C’est la pire défaite de l’AKP, le parti présidentiel, depuis son arrivée au pouvoir en 2002. Mais c’est aussi, selon Ahmet Insel, « une sérieuse claque » pour Recep Tayyip Erdogan lui-même. Parce que le président turc a été très impliqué dans ces élections, tenir des réunions quotidiennes et bénéficier d’un temps d’antenne illimité à la télévision publique alors que ses adversaires en étaient quasiment privés. La victoire du CHP est donc un cinglant désaveu pour Erdogan, d’autant que parmi les circonscriptions remportées par Imamoglu à Istanbul figure celle d’Üsküdar, celle-là même où réside et a voté dimanche le chef de l’Etat. « Erdogan a toujours été impliqué dans les campagnes municipales et législatives et c’est là le problème », analyse Ahmet Insel. Ce faisant, il a quelque peu vidé son propre parti de sa substance. Les candidats potentiels et les personnalités fondatrices ont tous quitté l’AKP. »
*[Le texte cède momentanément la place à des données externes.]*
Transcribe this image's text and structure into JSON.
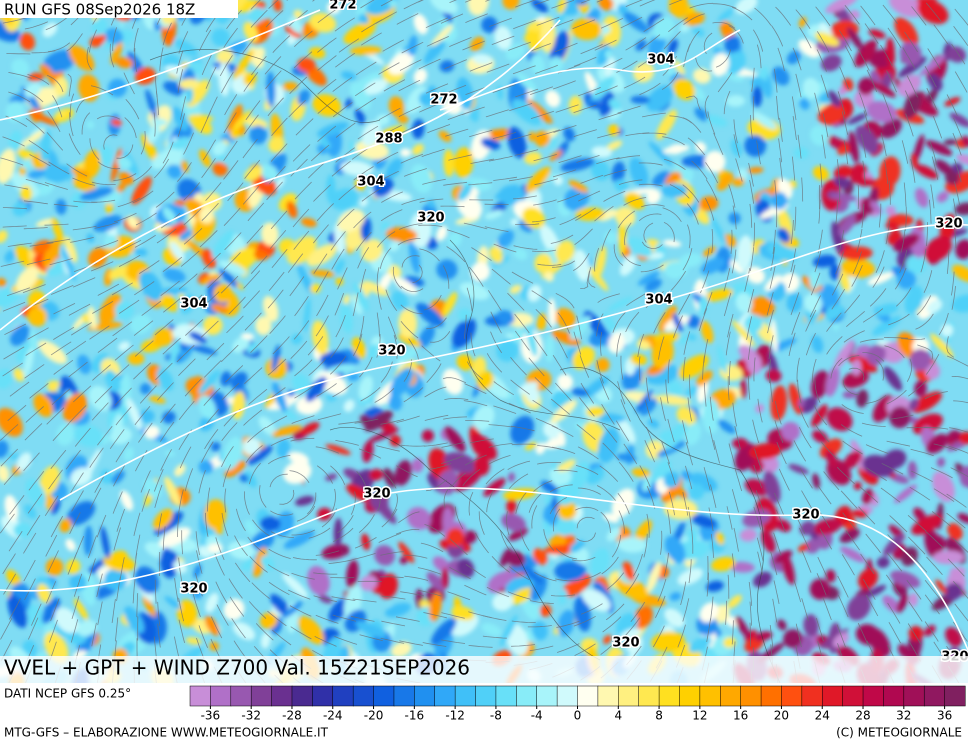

« Tayyip Erdogan a trop personnalisé son parti et aujourd’hui, alors qu’il n’est pas lui-même candidat à une élection, l’AKP est incapable de mobiliser l’électorat. »
Ahmet Insel, économiste et politologuesur franceinfo
L’avenir s’assombrit encore pour l’actuel président alors qu’une nouvelle force apparaît à sa droite : les islamistes de Yeniden Refah, qui dénoncent le maintien des relations commerciales entre la Turquie et Israël, en pleine guerre dans la bande de Gaza. de Gaza. Yeniden Refah s’est imposé comme la troisième force de ce scrutin en remportant 6,2% des voix, selon des résultats quasi définitifs. Dans ce contexte, certains proches des maires réélus à Istanbul et Ankara n’excluent pas de demander des élections anticipées. Dimanche soir, face à ses partisans qui réclamaient la démission d’Erdogan, Ekrem Imamoglu n’a pas voulu emprunter cette voie.